More than £2m is needed to be saved from the local authority’s leisure budget across the next three years and with a pair of the city’s Lifestyle sites falling into worse condition by the day, officials have warned “challenging decisions” lay ahead to maintain a provision for the public. The leisure service is a non-statutory obligation which operates eight indoor facilities across Liverpool.
Cllr Harry Doyle told a culture and visitor economy committee that while he did not want buildings to close, a new approach needed to be found.
A review of the city’s leisure sites was approved back in October 2020 in a bid to establish how financial pressures could be eased. A number of locations are in a poor condition and said to be “reaching the end of their operational life.”
This includes Everton Park – which dates back to its roots as a Victorian wash house in 1884 – and Park Road in Toxteth. As a result, the council is considering relinquishing responsibility for the locations through a community asset transfer.
In March, Liverpool Council agreed to implement a budget saving for leisure centres of £250,000 this year and a further £1.8m up to 2026. It is projected the service has an overspend of £3.4m per year.
It is expected that any transfer away from the public sector would not lead to job losses from the leisure centres impacted.
Cllr Doyle told the committee how the two sites had initially been considered first for closure, then transfer back in 2015/16. He said: “It’s important we’re getting our house in order in the leisure service.

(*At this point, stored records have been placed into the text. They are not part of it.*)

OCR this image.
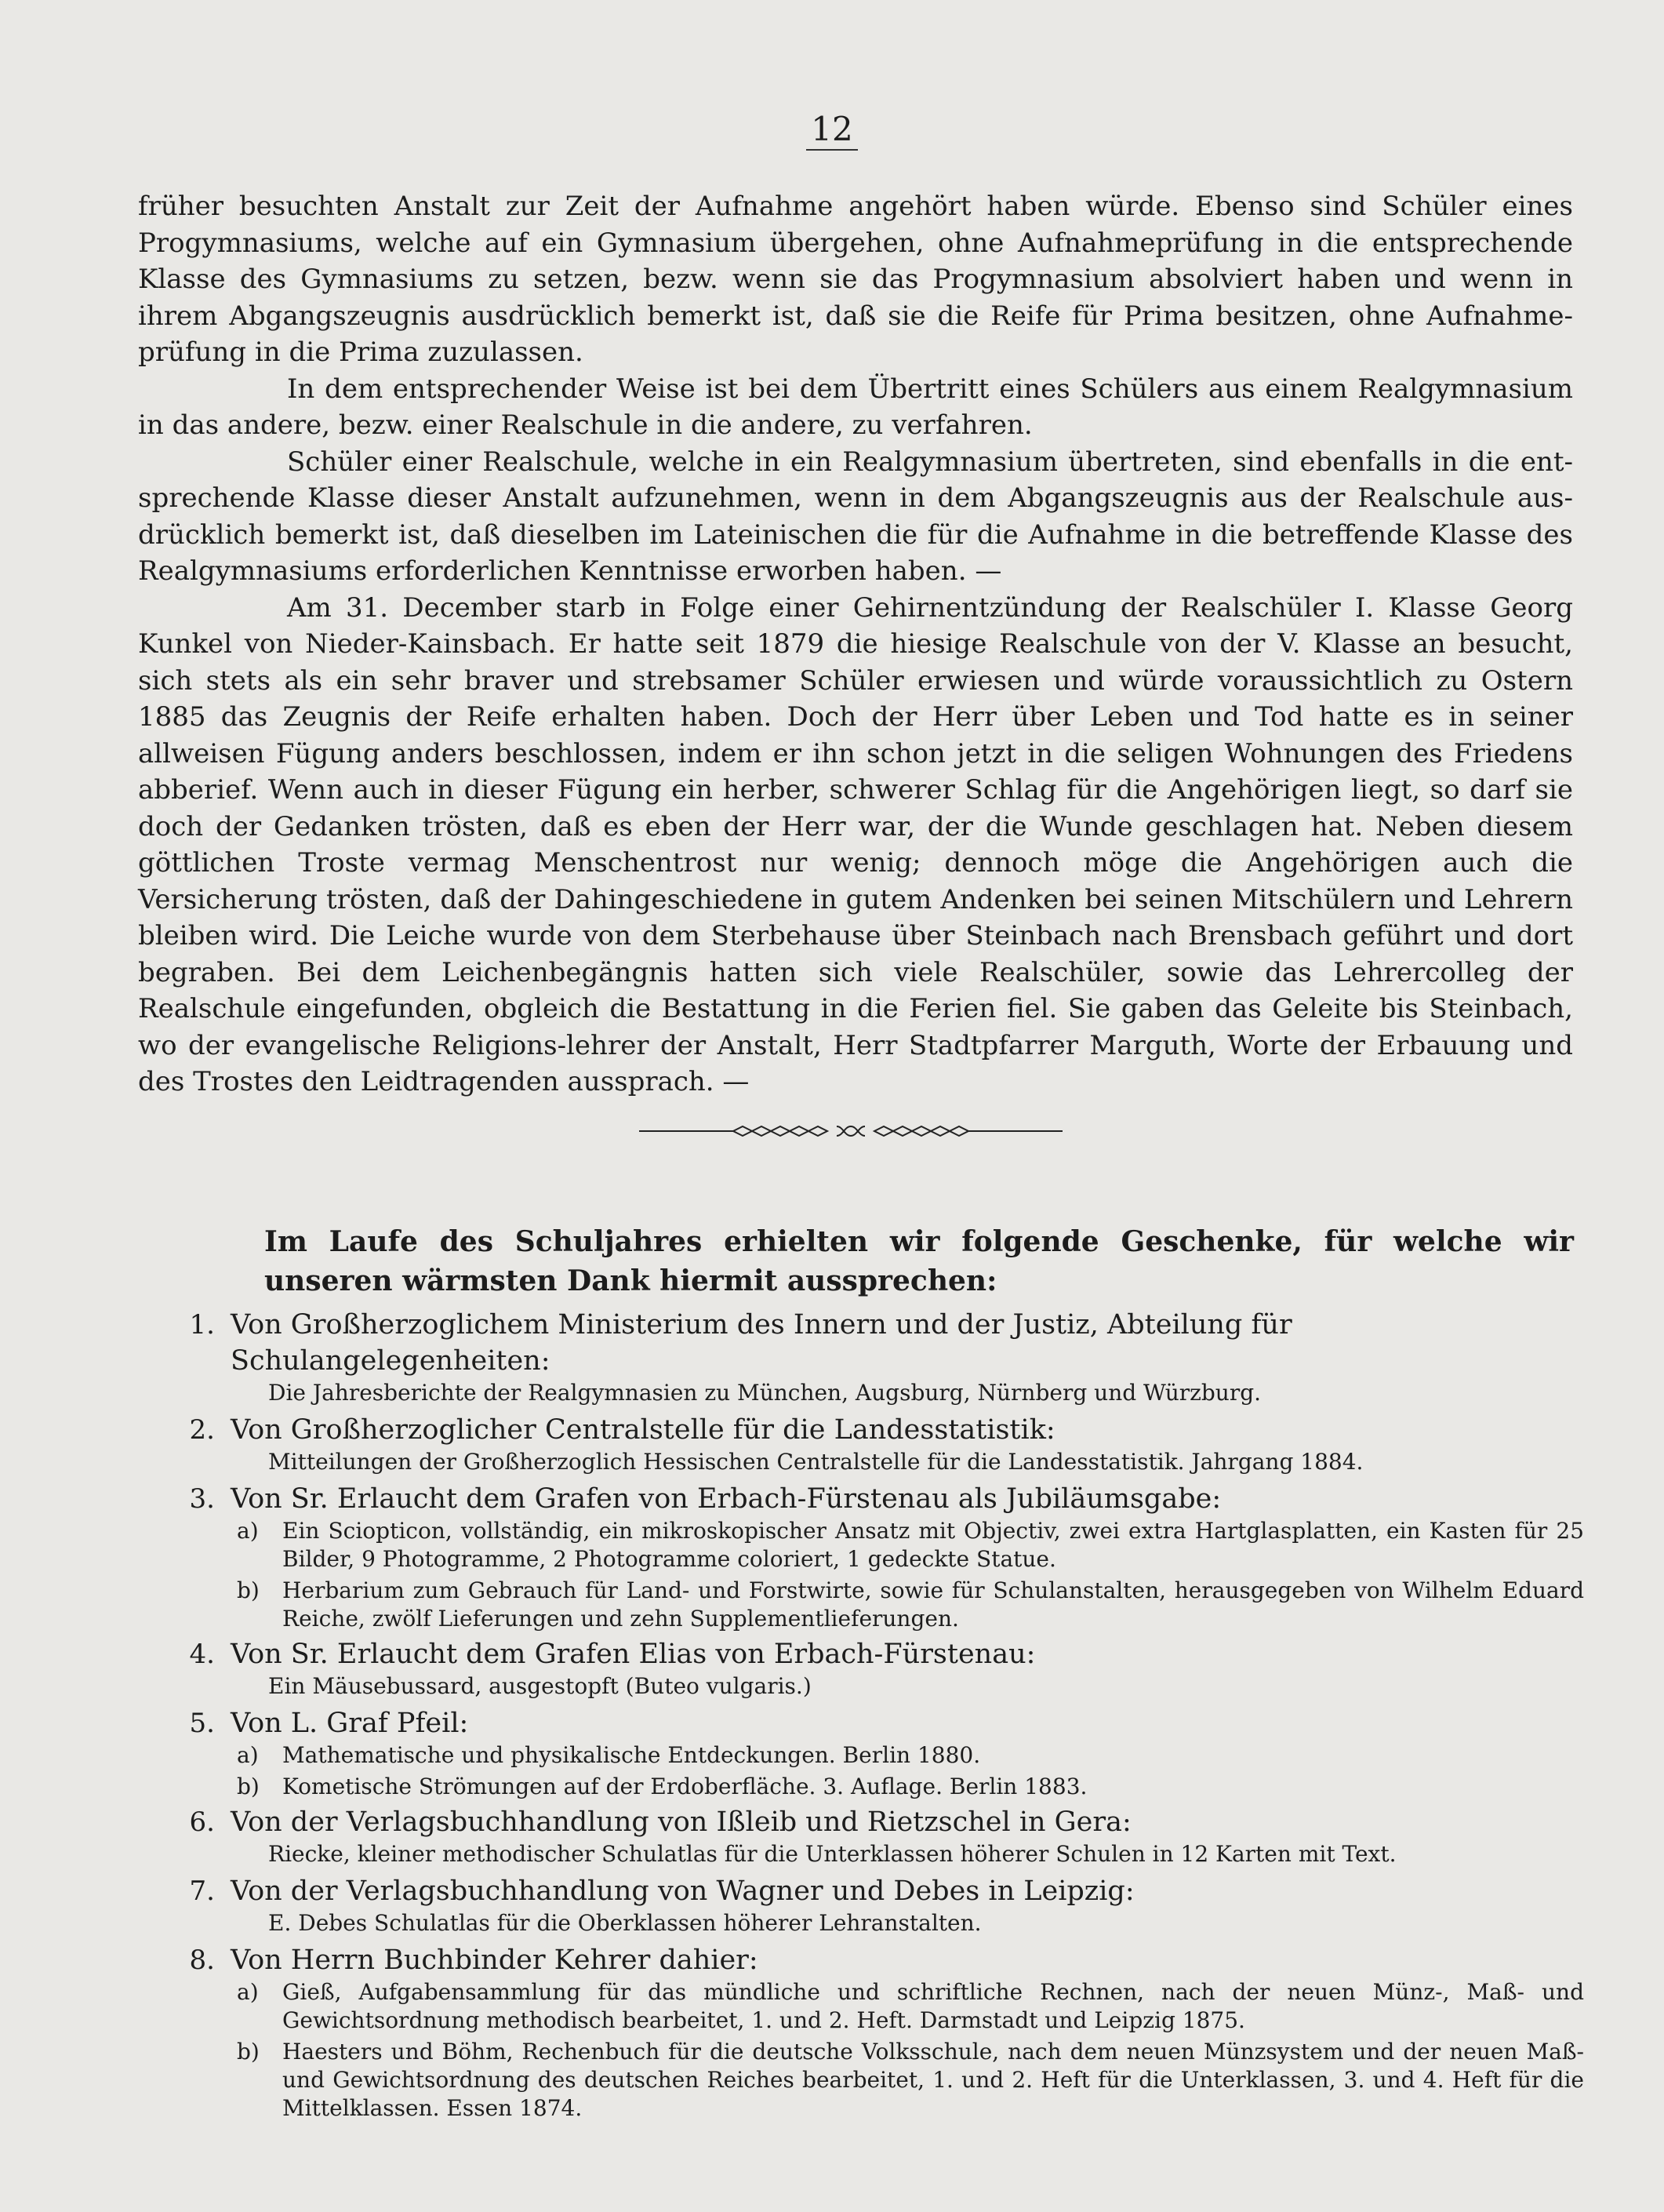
12

früher besuchten Anstalt zur Zeit der Aufnahme angehört haben würde. Ebenso sind Schüler eines Progymnasiums, welche auf ein Gymnasium übergehen, ohne Aufnahmeprüfung in die entsprechende Klasse des Gymnasiums zu setzen, bezw. wenn sie das Progymnasium absolviert haben und wenn in ihrem Abgangszeugnis ausdrücklich bemerkt ist, daß sie die Reife für Prima besitzen, ohne Aufnahme-prüfung in die Prima zuzulassen.

In dem entsprechender Weise ist bei dem Übertritt eines Schülers aus einem Realgymnasium in das andere, bezw. einer Realschule in die andere, zu verfahren.

Schüler einer Realschule, welche in ein Realgymnasium übertreten, sind ebenfalls in die ent-sprechende Klasse dieser Anstalt aufzunehmen, wenn in dem Abgangszeugnis aus der Realschule aus-drücklich bemerkt ist, daß dieselben im Lateinischen die für die Aufnahme in die betreffende Klasse des Realgymnasiums erforderlichen Kenntnisse erworben haben. —

Am 31. December starb in Folge einer Gehirnentzündung der Realschüler I. Klasse Georg Kunkel von Nieder-Kainsbach. Er hatte seit 1879 die hiesige Realschule von der V. Klasse an besucht, sich stets als ein sehr braver und strebsamer Schüler erwiesen und würde voraussichtlich zu Ostern 1885 das Zeugnis der Reife erhalten haben. Doch der Herr über Leben und Tod hatte es in seiner allweisen Fügung anders beschlossen, indem er ihn schon jetzt in die seligen Wohnungen des Friedens abberief. Wenn auch in dieser Fügung ein herber, schwerer Schlag für die Angehörigen liegt, so darf sie doch der Gedanken trösten, daß es eben der Herr war, der die Wunde geschlagen hat. Neben diesem göttlichen Troste vermag Menschentrost nur wenig; dennoch möge die Angehörigen auch die Versicherung trösten, daß der Dahingeschiedene in gutem Andenken bei seinen Mitschülern und Lehrern bleiben wird. Die Leiche wurde von dem Sterbehause über Steinbach nach Brensbach geführt und dort begraben. Bei dem Leichenbegängnis hatten sich viele Realschüler, sowie das Lehrercolleg der Realschule eingefunden, obgleich die Bestattung in die Ferien fiel. Sie gaben das Geleite bis Steinbach, wo der evangelische Religions-lehrer der Anstalt, Herr Stadtpfarrer Marguth, Worte der Erbauung und des Trostes den Leidtragenden aussprach. —

Im Laufe des Schuljahres erhielten wir folgende Geschenke, für welche wir unseren wärmsten Dank hiermit aussprechen:
1. Von Großherzoglichem Ministerium des Innern und der Justiz, Abteilung für Schulangelegenheiten:
Die Jahresberichte der Realgymnasien zu München, Augsburg, Nürnberg und Würzburg.
2. Von Großherzoglicher Centralstelle für die Landesstatistik:
Mitteilungen der Großherzoglich Hessischen Centralstelle für die Landesstatistik. Jahrgang 1884.
3. Von Sr. Erlaucht dem Grafen von Erbach-Fürstenau als Jubiläumsgabe:
a) Ein Sciopticon, vollständig, ein mikroskopischer Ansatz mit Objectiv, zwei extra Hartglasplatten, ein Kasten für 25 Bilder, 9 Photogramme, 2 Photogramme coloriert, 1 gedeckte Statue.
b) Herbarium zum Gebrauch für Land- und Forstwirte, sowie für Schulanstalten, herausgegeben von Wilhelm Eduard Reiche, zwölf Lieferungen und zehn Supplementlieferungen.
4. Von Sr. Erlaucht dem Grafen Elias von Erbach-Fürstenau:
Ein Mäusebussard, ausgestopft (Buteo vulgaris.)
5. Von L. Graf Pfeil:
a) Mathematische und physikalische Entdeckungen. Berlin 1880.
b) Kometische Strömungen auf der Erdoberfläche. 3. Auflage. Berlin 1883.
6. Von der Verlagsbuchhandlung von Ißleib und Rietzschel in Gera:
Riecke, kleiner methodischer Schulatlas für die Unterklassen höherer Schulen in 12 Karten mit Text.
7. Von der Verlagsbuchhandlung von Wagner und Debes in Leipzig:
E. Debes Schulatlas für die Oberklassen höherer Lehranstalten.
8. Von Herrn Buchbinder Kehrer dahier:
a) Gieß, Aufgabensammlung für das mündliche und schriftliche Rechnen, nach der neuen Münz-, Maß- und Gewichtsordnung methodisch bearbeitet, 1. und 2. Heft. Darmstadt und Leipzig 1875.
b) Haesters und Böhm, Rechenbuch für die deutsche Volksschule, nach dem neuen Münzsystem und der neuen Maß- und Gewichtsordnung des deutschen Reiches bearbeitet, 1. und 2. Heft für die Unterklassen, 3. und 4. Heft für die Mittelklassen. Essen 1874.
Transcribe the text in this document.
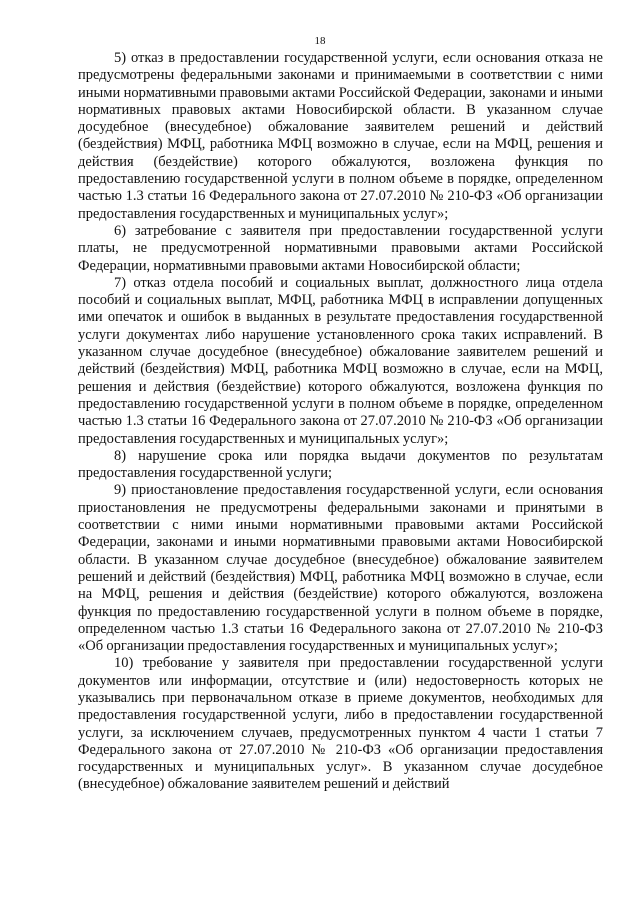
18

5) отказ в предоставлении государственной услуги, если основания отказа не предусмотрены федеральными законами и принимаемыми в соответствии с ними иными нормативными правовыми актами Российской Федерации, законами и иными нормативных правовых актами Новосибирской области. В указанном случае досудебное (внесудебное) обжалование заявителем решений и действий (бездействия) МФЦ, работника МФЦ возможно в случае, если на МФЦ, решения и действия (бездействие) которого обжалуются, возложена функция по предоставлению государственной услуги в полном объеме в порядке, определенном частью 1.3 статьи 16 Федерального закона от 27.07.2010 № 210-ФЗ «Об организации предоставления государственных и муниципальных услуг»;

6) затребование с заявителя при предоставлении государственной услуги платы, не предусмотренной нормативными правовыми актами Российской Федерации, нормативными правовыми актами Новосибирской области;

7) отказ отдела пособий и социальных выплат, должностного лица отдела пособий и социальных выплат, МФЦ, работника МФЦ в исправлении допущенных ими опечаток и ошибок в выданных в результате предоставления государственной услуги документах либо нарушение установленного срока таких исправлений. В указанном случае досудебное (внесудебное) обжалование заявителем решений и действий (бездействия) МФЦ, работника МФЦ возможно в случае, если на МФЦ, решения и действия (бездействие) которого обжалуются, возложена функция по предоставлению государственной услуги в полном объеме в порядке, определенном частью 1.3 статьи 16 Федерального закона от 27.07.2010 № 210-ФЗ «Об организации предоставления государственных и муниципальных услуг»;

8) нарушение срока или порядка выдачи документов по результатам предоставления государственной услуги;

9) приостановление предоставления государственной услуги, если основания приостановления не предусмотрены федеральными законами и принятыми в соответствии с ними иными нормативными правовыми актами Российской Федерации, законами и иными нормативными правовыми актами Новосибирской области. В указанном случае досудебное (внесудебное) обжалование заявителем решений и действий (бездействия) МФЦ, работника МФЦ возможно в случае, если на МФЦ, решения и действия (бездействие) которого обжалуются, возложена функция по предоставлению государственной услуги в полном объеме в порядке, определенном частью 1.3 статьи 16 Федерального закона от 27.07.2010 № 210-ФЗ «Об организации предоставления государственных и муниципальных услуг»;

10) требование у заявителя при предоставлении государственной услуги документов или информации, отсутствие и (или) недостоверность которых не указывались при первоначальном отказе в приеме документов, необходимых для предоставления государственной услуги, либо в предоставлении государственной услуги, за исключением случаев, предусмотренных пунктом 4 части 1 статьи 7 Федерального закона от 27.07.2010 № 210-ФЗ «Об организации предоставления государственных и муниципальных услуг». В указанном случае досудебное (внесудебное) обжалование заявителем решений и действий
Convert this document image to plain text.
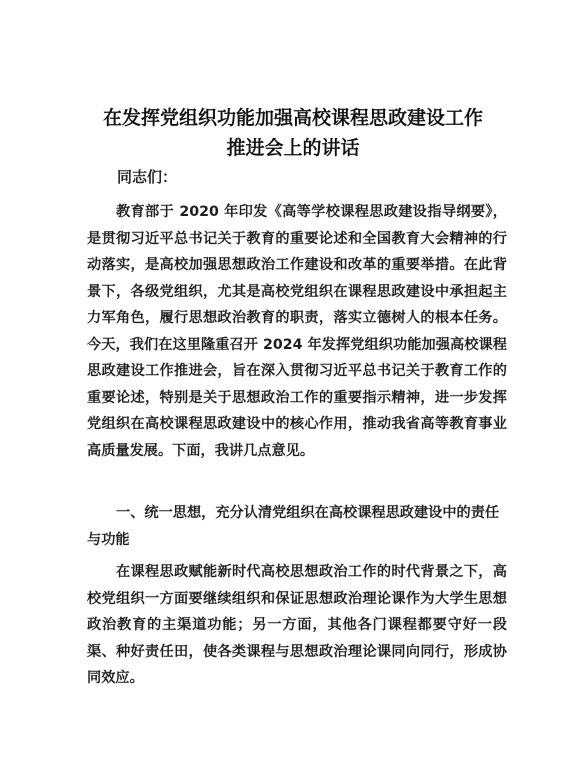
在发挥党组织功能加强高校课程思政建设工作
推进会上的讲话
同志们：
教育部于 2020 年印发《高等学校课程思政建设指导纲要》，是贯彻习近平总书记关于教育的重要论述和全国教育大会精神的行动落实，是高校加强思想政治工作建设和改革的重要举措。在此背景下，各级党组织，尤其是高校党组织在课程思政建设中承担起主力军角色，履行思想政治教育的职责，落实立德树人的根本任务。今天，我们在这里隆重召开 2024 年发挥党组织功能加强高校课程思政建设工作推进会，旨在深入贯彻习近平总书记关于教育工作的重要论述，特别是关于思想政治工作的重要指示精神，进一步发挥党组织在高校课程思政建设中的核心作用，推动我省高等教育事业高质量发展。下面，我讲几点意见。
一、统一思想，充分认清党组织在高校课程思政建设中的责任与功能
在课程思政赋能新时代高校思想政治工作的时代背景之下，高校党组织一方面要继续组织和保证思想政治理论课作为大学生思想政治教育的主渠道功能；另一方面，其他各门课程都要守好一段渠、种好责任田，使各类课程与思想政治理论课同向同行，形成协同效应。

“We’re looking to explore different operating models.”
He added how the authority could no longer afford not to act and said: “If we continue to sit on our hands and do nothing, the buildings will close themselves.
“Even our most successful sites need significant investment.”
Angie Redhead, head of assets at Liverpool Council, said further “challenging decisions” would be required to ensure the service was able to operate within budget and these would be made tougher should an asset transfer process not be completed. Cllr Doyle said how in a bid to try and increase footfall to the two sites, a £10 membership fee was trialled, which had “some success” but “didn’t generate the income needed to finance those centres.”
He added: “We can’t invest in all of them (leisure centres), this is not an easy decision.”